For Anand, textuality is philosophical currency, meaning she considers our relationships with ourselves and the world around us to be formed by the imaginative and interpretative effort of “reading”. She asks: “If we are to grasp ourselves and each other as bodies of knowledge, might we ask what is more real: a world that is seen, or a world that is felt?” As these artists undertake the great experiment of the self, assembling narratives that are as rooted in fact as they are in fiction, Anand encourages us to embrace our engagement with aesthetic practices while surrendering our expectations of re-constructing the context in which the work of art is made – a prompting that brings artists and viewers closer to themselves, and in so acting, each other as well.
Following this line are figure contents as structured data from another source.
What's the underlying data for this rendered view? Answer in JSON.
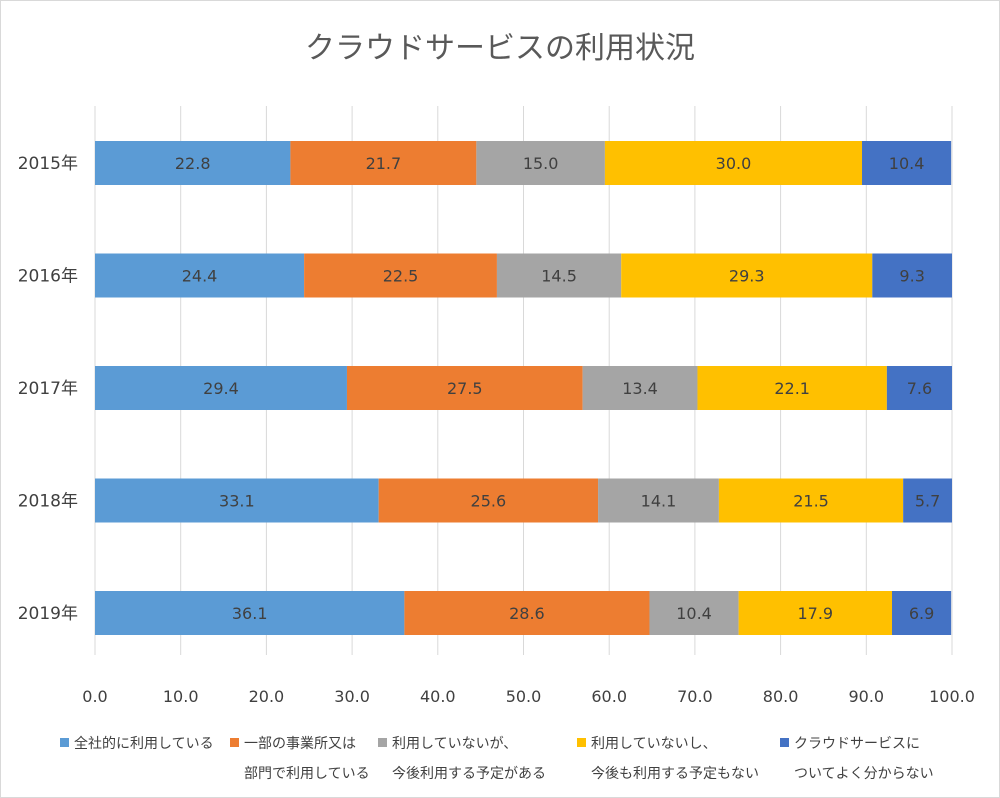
{
  "chart_data": {
    "type": "bar",
    "orientation": "horizontal",
    "stacked": true,
    "title": "クラウドサービスの利用状況",
    "categories": [
      "2015年",
      "2016年",
      "2017年",
      "2018年",
      "2019年"
    ],
    "series": [
      {
        "name_lines": [
          "全社的に利用している",
          ""
        ],
        "color": "#5B9BD5",
        "values": [
          22.8,
          24.4,
          29.4,
          33.1,
          36.1
        ]
      },
      {
        "name_lines": [
          "一部の事業所又は",
          "部門で利用している"
        ],
        "color": "#ED7D31",
        "values": [
          21.7,
          22.5,
          27.5,
          25.6,
          28.6
        ]
      },
      {
        "name_lines": [
          "利用していないが、",
          "今後利用する予定がある"
        ],
        "color": "#A5A5A5",
        "values": [
          15.0,
          14.5,
          13.4,
          14.1,
          10.4
        ]
      },
      {
        "name_lines": [
          "利用していないし、",
          "今後も利用する予定もない"
        ],
        "color": "#FFC000",
        "values": [
          30.0,
          29.3,
          22.1,
          21.5,
          17.9
        ]
      },
      {
        "name_lines": [
          "クラウドサービスに",
          "ついてよく分からない"
        ],
        "color": "#4472C4",
        "values": [
          10.4,
          9.3,
          7.6,
          5.7,
          6.9
        ]
      }
    ],
    "xlim": [
      0,
      100
    ],
    "xticks": [
      "0.0",
      "10.0",
      "20.0",
      "30.0",
      "40.0",
      "50.0",
      "60.0",
      "70.0",
      "80.0",
      "90.0",
      "100.0"
    ],
    "grid": true,
    "legend": "bottom"
  }
}
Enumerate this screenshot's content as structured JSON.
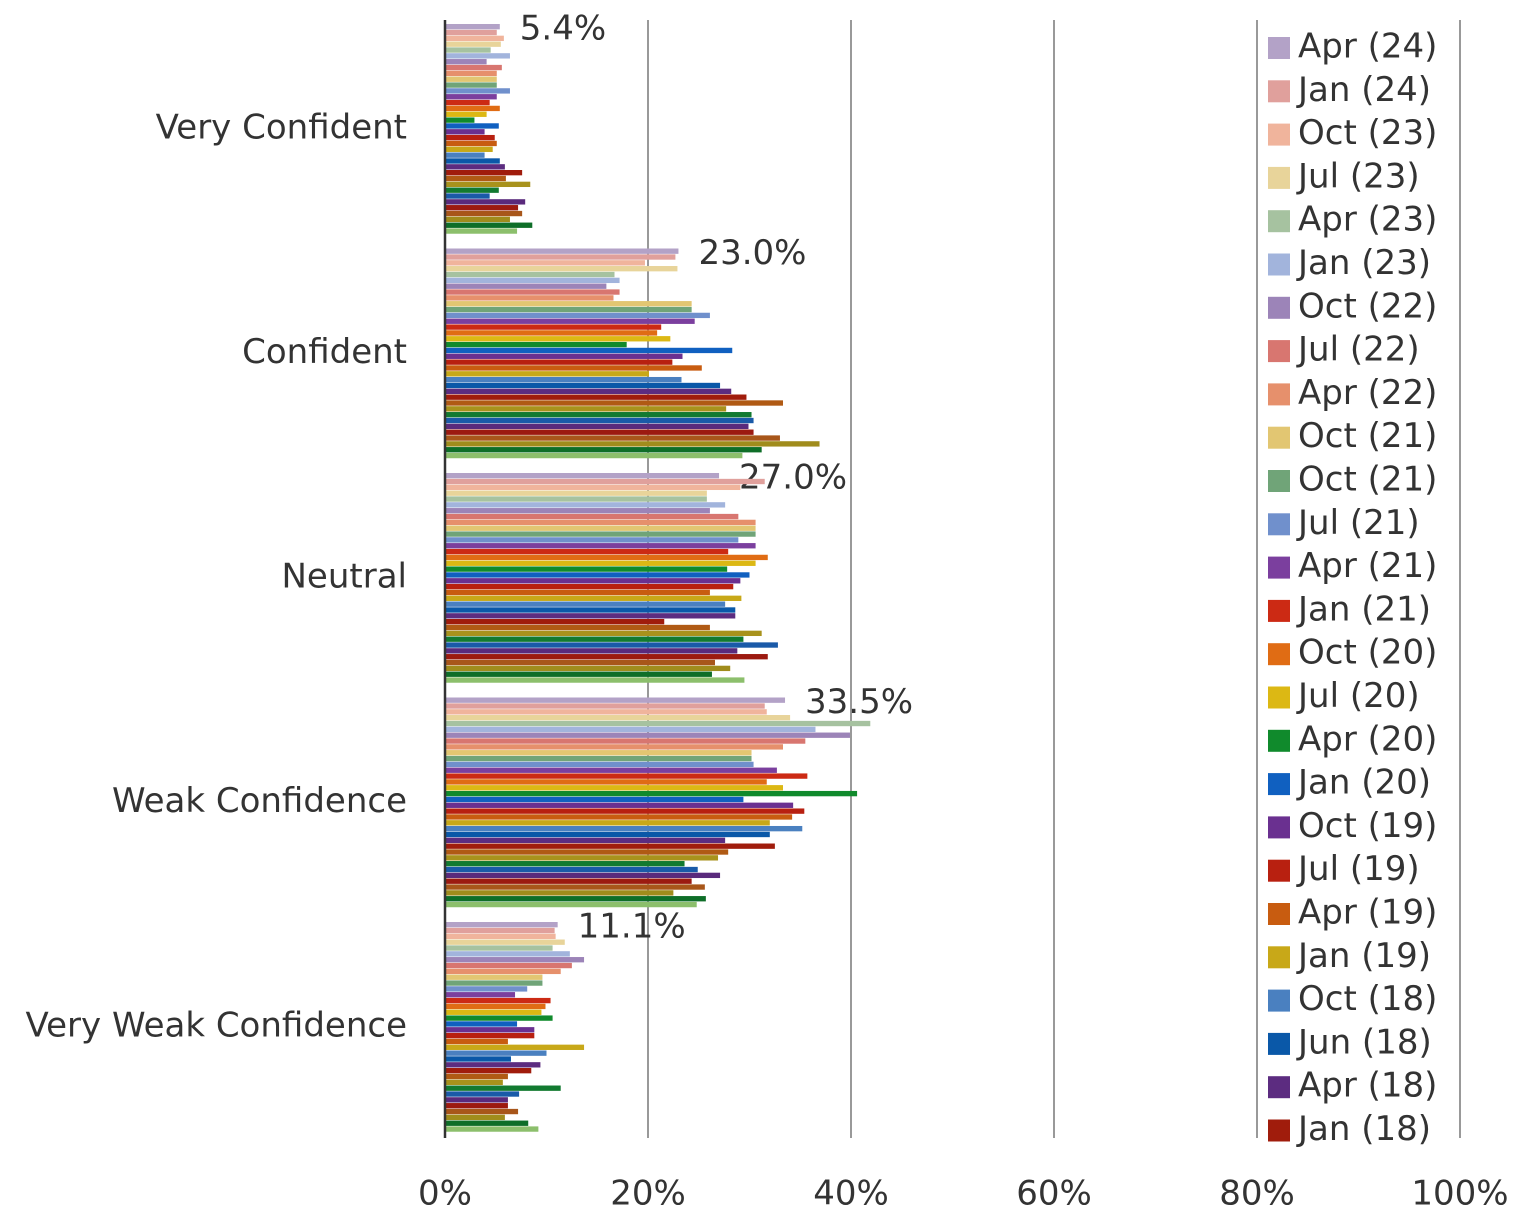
{
  "chart_data": {
    "type": "hbar",
    "categories": [
      "Very Confident",
      "Confident",
      "Neutral",
      "Weak Confidence",
      "Very Weak Confidence"
    ],
    "xlim": [
      0,
      100
    ],
    "xticks": [
      {
        "value": 0,
        "label": "0%"
      },
      {
        "value": 20,
        "label": "20%"
      },
      {
        "value": 40,
        "label": "40%"
      },
      {
        "value": 60,
        "label": "60%"
      },
      {
        "value": 80,
        "label": "80%"
      },
      {
        "value": 100,
        "label": "100%"
      }
    ],
    "grid": true,
    "legend": "right",
    "series": [
      {
        "name": "Apr (24)",
        "color": "#b3a2c7",
        "values": [
          5.4,
          23.0,
          27.0,
          33.5,
          11.1
        ],
        "value_labels": [
          "5.4%",
          "23.0%",
          "27.0%",
          "33.5%",
          "11.1%"
        ]
      },
      {
        "name": "Jan (24)",
        "color": "#e0a09c",
        "values": [
          5.1,
          22.7,
          31.5,
          31.5,
          10.8
        ]
      },
      {
        "name": "Oct (23)",
        "color": "#f0b49c",
        "values": [
          5.8,
          19.7,
          29.1,
          31.7,
          10.9
        ]
      },
      {
        "name": "Jul (23)",
        "color": "#e8d49a",
        "values": [
          5.5,
          22.9,
          25.8,
          34.0,
          11.8
        ]
      },
      {
        "name": "Apr (23)",
        "color": "#a6c2a0",
        "values": [
          4.5,
          16.7,
          25.8,
          41.9,
          10.6
        ]
      },
      {
        "name": "Jan (23)",
        "color": "#a2b4dc",
        "values": [
          6.4,
          17.2,
          27.6,
          36.5,
          12.3
        ]
      },
      {
        "name": "Oct (22)",
        "color": "#9c84b8",
        "values": [
          4.1,
          15.9,
          26.1,
          39.9,
          13.7
        ]
      },
      {
        "name": "Jul (22)",
        "color": "#d87670",
        "values": [
          5.6,
          17.2,
          28.9,
          35.5,
          12.5
        ]
      },
      {
        "name": "Apr (22)",
        "color": "#e6906c",
        "values": [
          5.1,
          16.6,
          30.6,
          33.3,
          11.4
        ]
      },
      {
        "name": "Oct (21)",
        "color": "#e2c672",
        "values": [
          5.1,
          24.3,
          30.6,
          30.2,
          9.6
        ]
      },
      {
        "name": "Oct (21)",
        "color": "#70a478",
        "values": [
          5.1,
          24.3,
          30.6,
          30.2,
          9.6
        ]
      },
      {
        "name": "Jul (21)",
        "color": "#7090cc",
        "values": [
          6.4,
          26.1,
          28.9,
          30.4,
          8.1
        ]
      },
      {
        "name": "Apr (21)",
        "color": "#7b3f9e",
        "values": [
          5.1,
          24.6,
          30.6,
          32.7,
          6.9
        ]
      },
      {
        "name": "Jan (21)",
        "color": "#cc2a14",
        "values": [
          4.4,
          21.3,
          27.9,
          35.7,
          10.4
        ]
      },
      {
        "name": "Oct (20)",
        "color": "#e06c14",
        "values": [
          5.4,
          20.9,
          31.8,
          31.7,
          9.9
        ]
      },
      {
        "name": "Jul (20)",
        "color": "#dcb814",
        "values": [
          4.1,
          22.2,
          30.6,
          33.3,
          9.5
        ]
      },
      {
        "name": "Apr (20)",
        "color": "#108a2c",
        "values": [
          2.9,
          17.9,
          27.8,
          40.6,
          10.6
        ]
      },
      {
        "name": "Jan (20)",
        "color": "#1060c0",
        "values": [
          5.3,
          28.3,
          30.0,
          29.4,
          7.1
        ]
      },
      {
        "name": "Oct (19)",
        "color": "#6a3090",
        "values": [
          3.9,
          23.4,
          29.1,
          34.3,
          8.8
        ]
      },
      {
        "name": "Jul (19)",
        "color": "#b82010",
        "values": [
          4.9,
          22.4,
          28.4,
          35.4,
          8.8
        ]
      },
      {
        "name": "Apr (19)",
        "color": "#c85c10",
        "values": [
          5.1,
          25.3,
          26.1,
          34.2,
          6.2
        ]
      },
      {
        "name": "Jan (19)",
        "color": "#c8a818",
        "values": [
          4.7,
          20.1,
          29.2,
          32.0,
          13.7
        ]
      },
      {
        "name": "Oct (18)",
        "color": "#4a80c0",
        "values": [
          3.9,
          23.3,
          27.6,
          35.2,
          10.0
        ]
      },
      {
        "name": "Jun (18)",
        "color": "#0a58a8",
        "values": [
          5.4,
          27.1,
          28.6,
          32.0,
          6.5
        ]
      },
      {
        "name": "Apr (18)",
        "color": "#5c2c80",
        "values": [
          5.9,
          28.2,
          28.6,
          27.6,
          9.4
        ]
      },
      {
        "name": "Jan (18)",
        "color": "#a01c0c",
        "values": [
          7.6,
          29.7,
          21.6,
          32.5,
          8.5
        ]
      },
      {
        "color": "#b05a14",
        "values": [
          6.0,
          33.3,
          26.1,
          27.9,
          6.2
        ]
      },
      {
        "color": "#a8921c",
        "values": [
          8.4,
          27.7,
          31.2,
          26.9,
          5.7
        ]
      },
      {
        "color": "#127a30",
        "values": [
          5.3,
          30.2,
          29.4,
          23.6,
          11.4
        ]
      },
      {
        "color": "#1a5aa8",
        "values": [
          4.4,
          30.4,
          32.8,
          24.9,
          7.3
        ]
      },
      {
        "color": "#5a2a7c",
        "values": [
          7.9,
          29.9,
          28.8,
          27.1,
          6.2
        ]
      },
      {
        "color": "#9c1a10",
        "values": [
          7.2,
          30.4,
          31.8,
          24.3,
          6.2
        ]
      },
      {
        "color": "#a8561a",
        "values": [
          7.6,
          33.0,
          26.6,
          25.6,
          7.2
        ]
      },
      {
        "color": "#a08c1c",
        "values": [
          6.4,
          36.9,
          28.1,
          22.5,
          5.9
        ]
      },
      {
        "color": "#0e6e28",
        "values": [
          8.6,
          31.2,
          26.3,
          25.7,
          8.2
        ]
      },
      {
        "color": "#8cbf6c",
        "values": [
          7.1,
          29.3,
          29.5,
          24.8,
          9.2
        ]
      }
    ]
  }
}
The show presents a significant body of work from each artist, with a notable diversity across media and materials, visual languages, techniques and creative intentions. Where Himali Singh Soin’s sensory and algorithmic assessment of the semi-colons used in Virginia Woolf’s novel The Waves is an immersive project exploring our relationships with continuity and macrocosms, Ruby Chishti’s representational sculptures are refurbished personal memories borne of contextual circumstances then extrapolated to larger, shared experiences. Rakhi Peswani’s fabric panels are an exposition of the inner theatre of creativity and the tediousness of channeling self-expression into skill, which offer a temporal counterpoint to Bakula Nayak and Apnavi Makanji, whose post-inspiration drawings are a figural self-study of the inter-dependent emotional–physical body and an erasure of inflated values in anthropocentric human forms respectively. Meanwhile, Biraaj Dodiya’s series of oil paintings are abstracted landscapes that mirror an unknown world navigated by intuition rather than vision, a sensibility Faiza Butt shares in intermingling narratives across intense global cultures with autobiographical elements in her ceramic and porcelain sculptures. Inspired by varying disciplines, cultural consciousness and histories of myth and reality, Shrimanti Saha’s writerly art practice endeavours to establish a unique yet interpretable self-identity, and such inspiration from books finds structural connectivity in Anoli Perera’s book art, which is imbued with a selective memory that tethers one to chains of personal–historical moments. Together, these works of art express the concerted as well as intuitive effort of reading oneself in the world, exploring acts of self-construction at various stages of cognition and through varied contextual inclinations.